Per come è scritto oggi l’articolo 14, è permesso posticipare il trasferimento degli embrioni in utero, e dunque congelare, se la madre ha la febbre, ma non se la madre può subire il trauma di un bambino affetto da un tumore maligno (il retinoblastoma), che le offrirebbe come unica alternativa l’aborto, in corso di gravidanza.
Ne va del diritto alla salute della donna e della dignità della persona, in base all’art. 32 comma 2?
Si, ma anche della violazione dell’articolo 2 della Costituzione, laddove conoscere le condizioni della salute del nascituro, potendolo fare con la diagnosi genetica, ad esempio, ha a che fare anche con la dignità, la libertà e l’uguaglianza della persona, ovvero con la rimozione degli ostacoli al suo pieno sviluppo.
E l’annoso dibattito sull’eugenetica?
Il magistrato di Firenze ne parla nell’ordinanza e discute di eugenetica, dimostrando che è fuori luogo utilizzarla, come argomento di accusa, soprattutto verso i genitori. Se, infatti, questi utilizzassero la metodica della diagnosi genetica, in via preventiva, per conoscere legittimamente lo stato di salute del nascituro, lo farebbero solo in nome di quella dignità e di quella libertà di cui abbiamo detto prima.
Sul divieto di riduzione embrionaria, in caso di gravidanza plurima, art. 14, comma 4, il giudice di Firenze dice qualcosa di originale, che cosa?
Evidenzia la poca chiarezza e forse la contraddittorietà vera e propria del ragionamento. Non si capisce, se sia una norma sull’interruzione volontaria di gravidanza, cioè che impedirebbe, ex post, dopo l’impianto, la riduzione embrionaria o se, come si evincerebbe dall’inciso, si debba collegare al divieto di congelamento, che viene vissuto dalla legge come un tentativo di ridurre il numero di embrioni prima dell’impianto. Le conseguenze potrebbero essere molto diverse. Ricordiamo, inoltre, che la legge 194 non potrebbe discriminare la sua operatività, in base alle modalità del concepimento, se spontaneo o assistito.
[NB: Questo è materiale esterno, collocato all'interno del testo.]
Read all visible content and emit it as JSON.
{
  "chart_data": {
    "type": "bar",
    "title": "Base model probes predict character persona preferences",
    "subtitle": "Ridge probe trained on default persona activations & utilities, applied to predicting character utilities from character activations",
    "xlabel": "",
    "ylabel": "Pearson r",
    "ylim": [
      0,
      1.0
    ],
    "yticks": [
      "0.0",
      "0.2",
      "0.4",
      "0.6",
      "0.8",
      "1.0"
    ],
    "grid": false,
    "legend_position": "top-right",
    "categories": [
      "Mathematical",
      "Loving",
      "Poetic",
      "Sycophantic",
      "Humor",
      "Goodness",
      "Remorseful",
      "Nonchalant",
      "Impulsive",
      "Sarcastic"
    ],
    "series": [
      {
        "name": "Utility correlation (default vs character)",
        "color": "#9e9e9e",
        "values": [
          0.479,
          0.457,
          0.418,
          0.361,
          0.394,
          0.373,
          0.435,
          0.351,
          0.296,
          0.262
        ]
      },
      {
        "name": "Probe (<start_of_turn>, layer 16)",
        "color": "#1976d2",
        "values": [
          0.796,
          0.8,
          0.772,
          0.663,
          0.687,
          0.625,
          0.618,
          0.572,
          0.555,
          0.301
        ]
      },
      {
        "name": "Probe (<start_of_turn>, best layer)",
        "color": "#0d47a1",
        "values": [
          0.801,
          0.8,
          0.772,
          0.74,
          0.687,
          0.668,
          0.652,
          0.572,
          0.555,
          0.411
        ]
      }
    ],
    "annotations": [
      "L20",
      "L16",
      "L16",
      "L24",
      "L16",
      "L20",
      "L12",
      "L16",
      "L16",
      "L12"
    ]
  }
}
L’ultimo punto, ma sostanziale è la “irrevocabilità del consenso”, dopo il concepimento e prima del trasferimento degli embrioni, l’art. 6, per intenderci.
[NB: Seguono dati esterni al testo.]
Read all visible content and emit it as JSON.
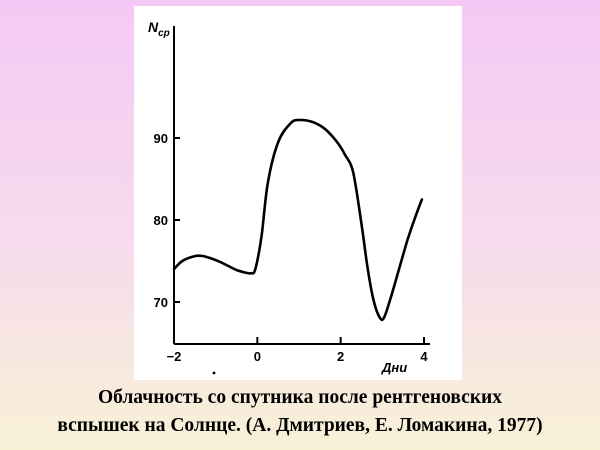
{
  "caption": {
    "line1": "Облачность со спутника после рентгеновских",
    "line2": "вспышек на Солнце. (А. Дмитриев, Е. Ломакина, 1977)"
  },
  "chart_data": {
    "type": "line",
    "title": "",
    "xlabel": "Дни",
    "ylabel_main": "N",
    "ylabel_sub": "ср",
    "xlim": [
      -2,
      4
    ],
    "ylim": [
      60,
      100
    ],
    "x_ticks": [
      -2,
      0,
      2,
      4
    ],
    "x_tick_labels": [
      "−2",
      "0",
      "2",
      "4"
    ],
    "y_ticks": [
      70,
      80,
      90
    ],
    "y_tick_labels": [
      "70",
      "80",
      "90"
    ],
    "grid": false,
    "series": [
      {
        "color": "#000000",
        "x": [
          -2.0,
          -1.8,
          -1.5,
          -1.3,
          -1.1,
          -0.9,
          -0.7,
          -0.5,
          -0.3,
          -0.15,
          -0.05,
          0.1,
          0.25,
          0.5,
          0.8,
          1.0,
          1.3,
          1.6,
          1.9,
          2.1,
          2.3,
          2.5,
          2.65,
          2.8,
          2.95,
          3.05,
          3.2,
          3.4,
          3.6,
          3.8,
          3.95
        ],
        "y": [
          74.0,
          75.0,
          75.6,
          75.6,
          75.3,
          74.9,
          74.4,
          73.9,
          73.6,
          73.5,
          74.0,
          78.0,
          84.5,
          89.5,
          91.8,
          92.2,
          92.0,
          91.2,
          89.6,
          88.0,
          85.8,
          79.5,
          74.0,
          70.0,
          68.0,
          68.2,
          70.5,
          74.0,
          77.5,
          80.5,
          82.5
        ]
      }
    ]
  }
}
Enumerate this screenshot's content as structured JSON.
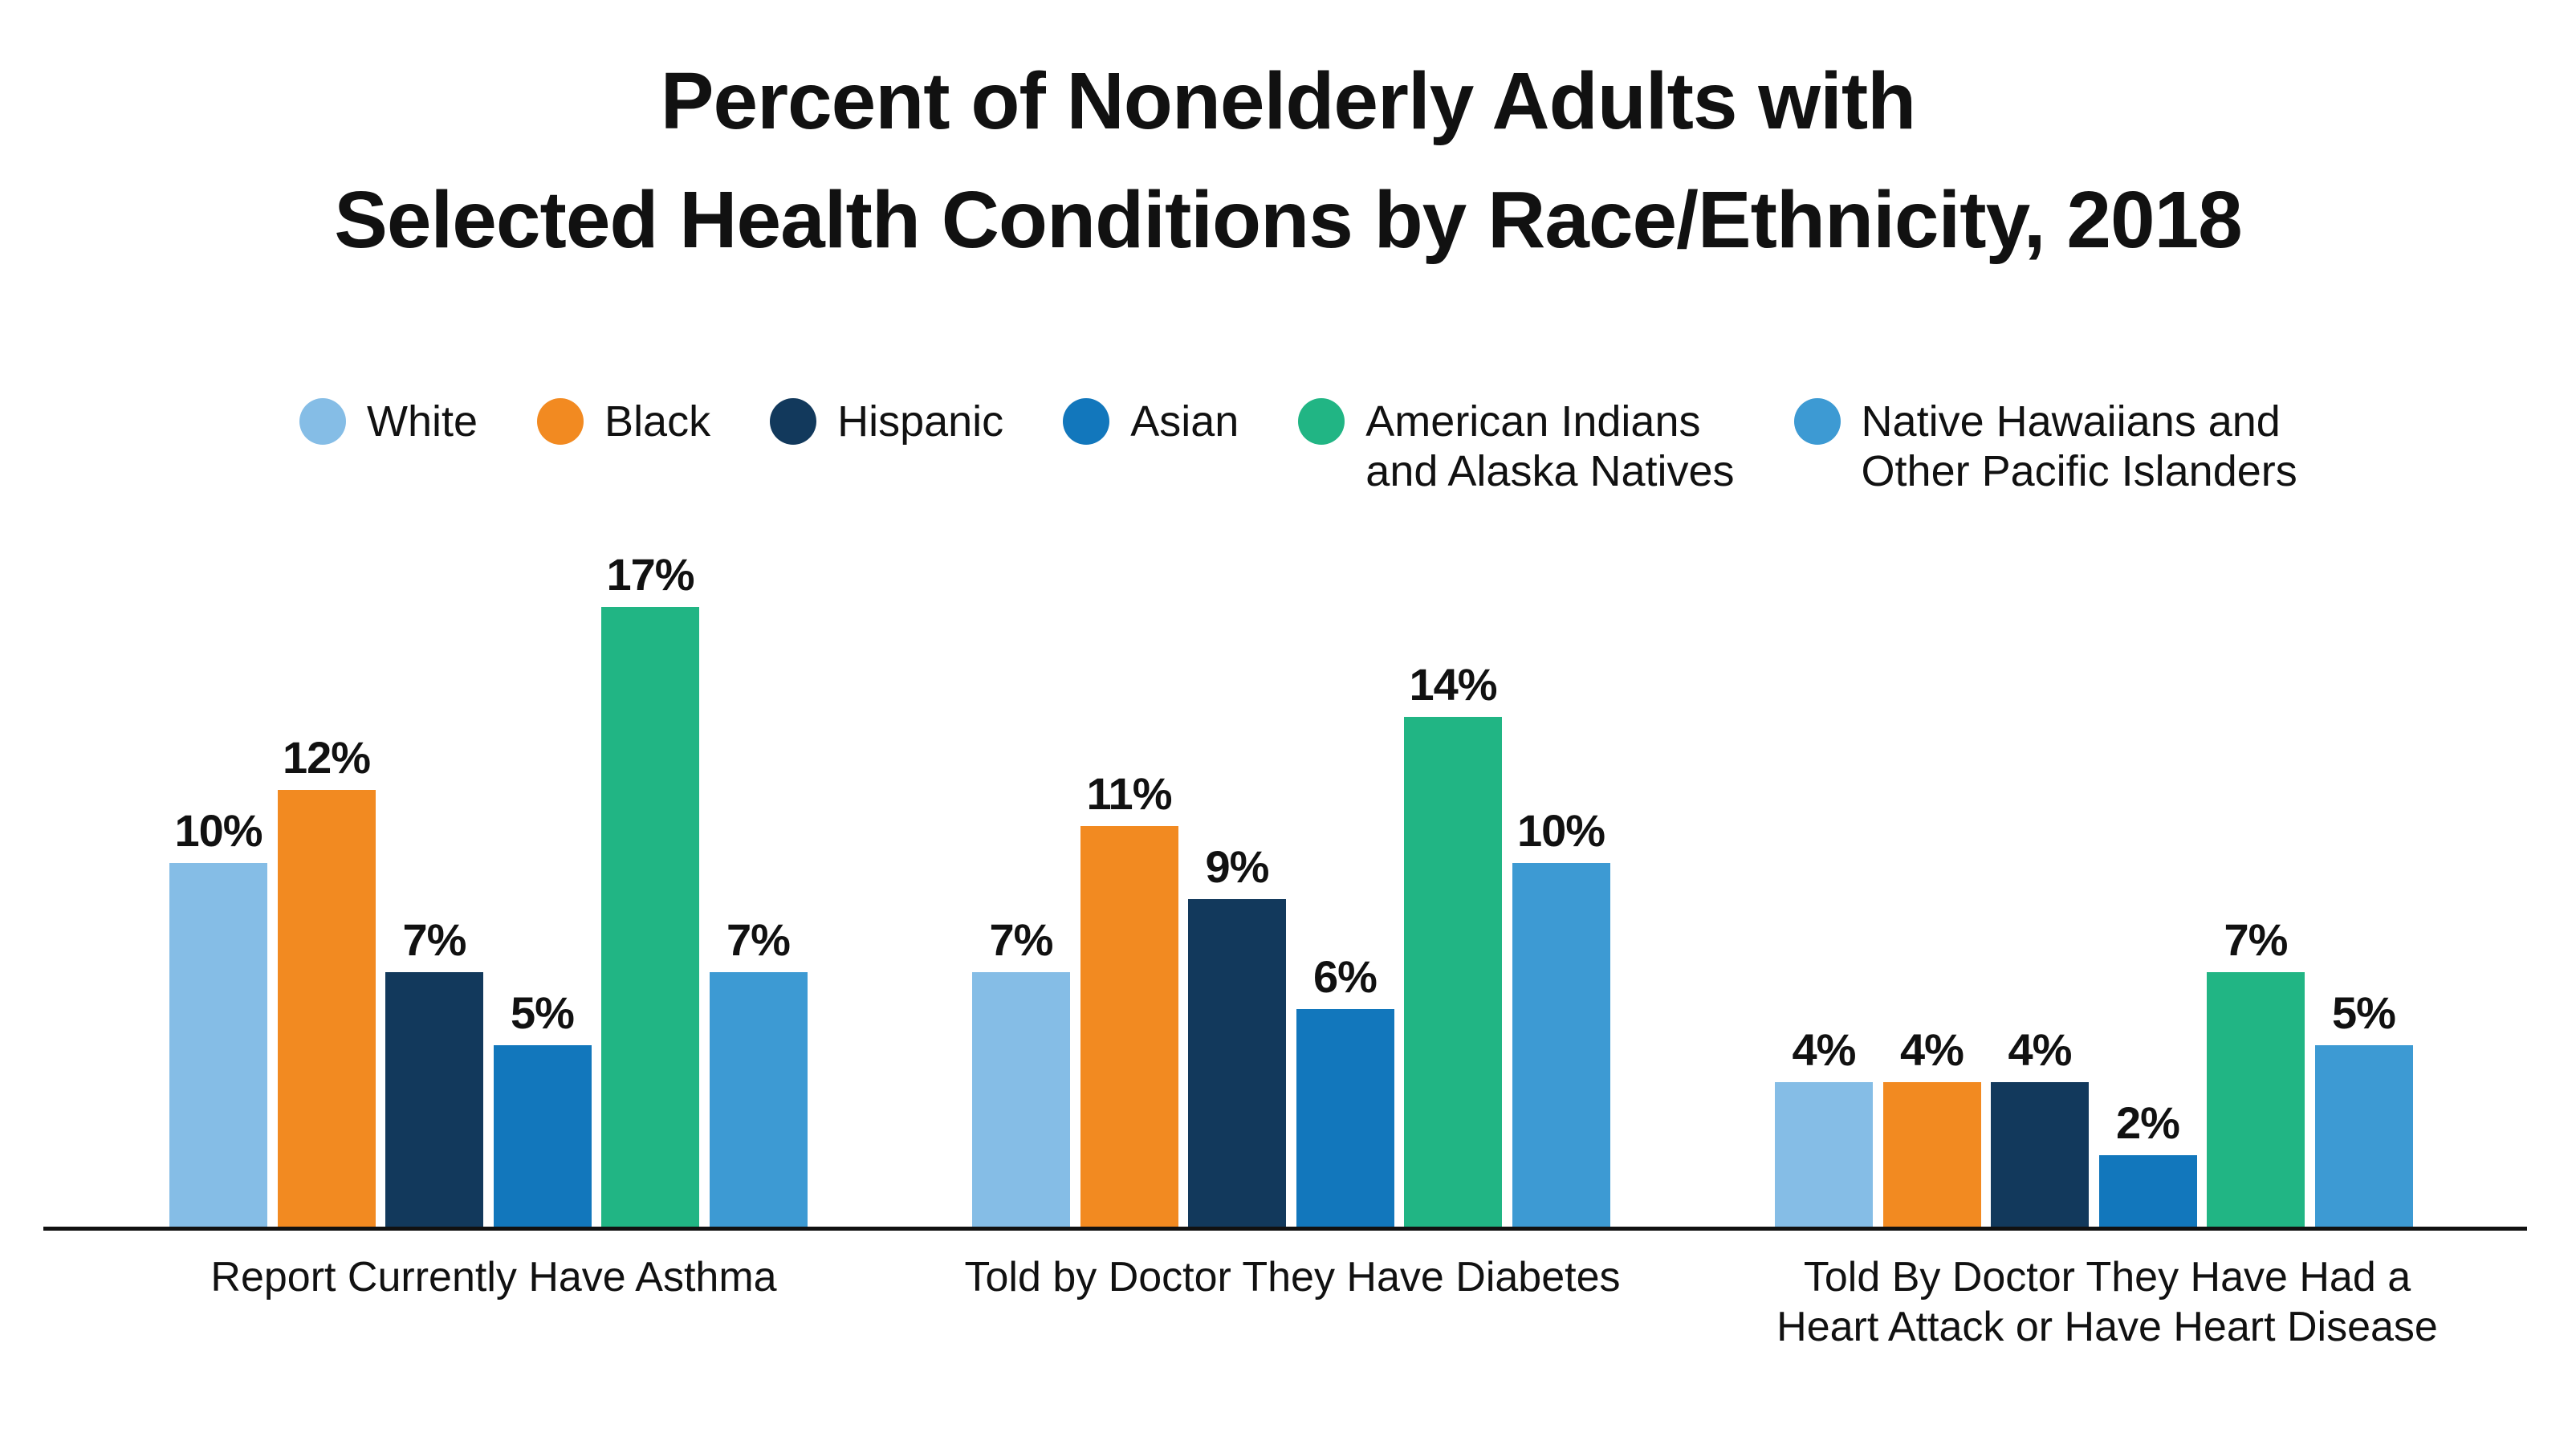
{
  "title": {
    "line1": "Percent of Nonelderly Adults with",
    "line2": "Selected Health Conditions by Race/Ethnicity, 2018"
  },
  "legend": {
    "items": [
      {
        "name": "White",
        "lines": [
          "White"
        ],
        "color": "#85BDE6"
      },
      {
        "name": "Black",
        "lines": [
          "Black"
        ],
        "color": "#F28A21"
      },
      {
        "name": "Hispanic",
        "lines": [
          "Hispanic"
        ],
        "color": "#12395C"
      },
      {
        "name": "Asian",
        "lines": [
          "Asian"
        ],
        "color": "#1277BC"
      },
      {
        "name": "American Indians and Alaska Natives",
        "lines": [
          "American Indians",
          "and Alaska Natives"
        ],
        "color": "#21B584"
      },
      {
        "name": "Native Hawaiians and Other Pacific Islanders",
        "lines": [
          "Native Hawaiians and",
          "Other Pacific Islanders"
        ],
        "color": "#3D9AD3"
      }
    ]
  },
  "chart_data": {
    "type": "bar",
    "title": "Percent of Nonelderly Adults with Selected Health Conditions by Race/Ethnicity, 2018",
    "categories": [
      "Report Currently Have Asthma",
      "Told by Doctor They Have Diabetes",
      "Told By Doctor They Have Had a Heart Attack or Have Heart Disease"
    ],
    "categories_display": [
      [
        "Report Currently Have Asthma"
      ],
      [
        "Told by Doctor They Have Diabetes"
      ],
      [
        "Told By Doctor They Have Had a",
        "Heart Attack or Have Heart Disease"
      ]
    ],
    "series": [
      {
        "name": "White",
        "color": "#85BDE6",
        "values": [
          10,
          7,
          4
        ]
      },
      {
        "name": "Black",
        "color": "#F28A21",
        "values": [
          12,
          11,
          4
        ]
      },
      {
        "name": "Hispanic",
        "color": "#12395C",
        "values": [
          7,
          9,
          4
        ]
      },
      {
        "name": "Asian",
        "color": "#1277BC",
        "values": [
          5,
          6,
          2
        ]
      },
      {
        "name": "American Indians and Alaska Natives",
        "color": "#21B584",
        "values": [
          17,
          14,
          7
        ]
      },
      {
        "name": "Native Hawaiians and Other Pacific Islanders",
        "color": "#3D9AD3",
        "values": [
          7,
          10,
          5
        ]
      }
    ],
    "value_suffix": "%",
    "data_labels": true,
    "xlabel": "",
    "ylabel": "",
    "ylim": [
      0,
      17.5
    ],
    "grid": false,
    "legend_position": "top",
    "axis_color": "#111111"
  }
}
Qui le violazioni costituzionali sono palesi, lo aveva scritto anche la precedente ordinanza. E’ la prima volta che in una legge si nega valore al consenso nelle diverse fasi del trattamento sanitario.
Il magistrato chiarisce bene la premessa, ossia che ormai la fecondazione assistita fa parte di una prassi medica, è routine. Se, dunque, è tale perché le si costruisce attorno una disciplina che la ostacola nell’efficacia e nella tutela dell’integrità psicofisica del paziente? Basta dimostrare che di questo si tratta per farne conseguire che senza il consenso della donna, la violazione è certa.
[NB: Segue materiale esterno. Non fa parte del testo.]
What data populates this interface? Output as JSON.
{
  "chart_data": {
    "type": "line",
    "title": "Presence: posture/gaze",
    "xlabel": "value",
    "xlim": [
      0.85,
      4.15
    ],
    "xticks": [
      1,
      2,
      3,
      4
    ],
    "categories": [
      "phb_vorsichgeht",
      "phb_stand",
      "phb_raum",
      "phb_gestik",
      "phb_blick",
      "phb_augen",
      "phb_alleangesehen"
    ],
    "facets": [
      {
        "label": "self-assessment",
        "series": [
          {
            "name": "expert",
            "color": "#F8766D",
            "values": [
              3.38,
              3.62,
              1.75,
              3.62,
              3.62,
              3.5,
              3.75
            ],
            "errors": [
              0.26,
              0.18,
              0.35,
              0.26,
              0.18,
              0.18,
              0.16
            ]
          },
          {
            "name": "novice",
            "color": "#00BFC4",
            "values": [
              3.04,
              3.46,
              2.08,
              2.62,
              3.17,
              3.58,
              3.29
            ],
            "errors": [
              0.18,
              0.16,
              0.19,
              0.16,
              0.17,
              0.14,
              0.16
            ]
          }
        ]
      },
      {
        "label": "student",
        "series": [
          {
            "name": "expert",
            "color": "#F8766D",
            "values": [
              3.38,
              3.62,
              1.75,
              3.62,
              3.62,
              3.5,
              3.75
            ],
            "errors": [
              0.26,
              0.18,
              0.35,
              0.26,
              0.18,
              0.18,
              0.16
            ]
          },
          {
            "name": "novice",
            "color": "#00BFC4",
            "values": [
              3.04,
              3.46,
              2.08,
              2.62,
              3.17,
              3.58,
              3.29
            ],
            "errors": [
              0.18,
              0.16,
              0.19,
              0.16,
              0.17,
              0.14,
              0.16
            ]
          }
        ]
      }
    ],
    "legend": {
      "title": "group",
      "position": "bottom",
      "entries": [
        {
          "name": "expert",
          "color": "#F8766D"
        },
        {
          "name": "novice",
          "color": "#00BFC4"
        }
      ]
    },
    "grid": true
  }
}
Come procederà, secondo lei, la Corte Costituzionale?
La Consulta ha diverse facoltà, tra cui rinviare l’udienza attesa per il 4 novembre sulla sola ordinanza del Tar del Lazio e riunire tutte le ordinanze. Dal mio punto di vista, anche noi, gli avvocati delle coppie, dovremmo fare istanza per chiedere questa procedura. Stiamo valutando il da farsi.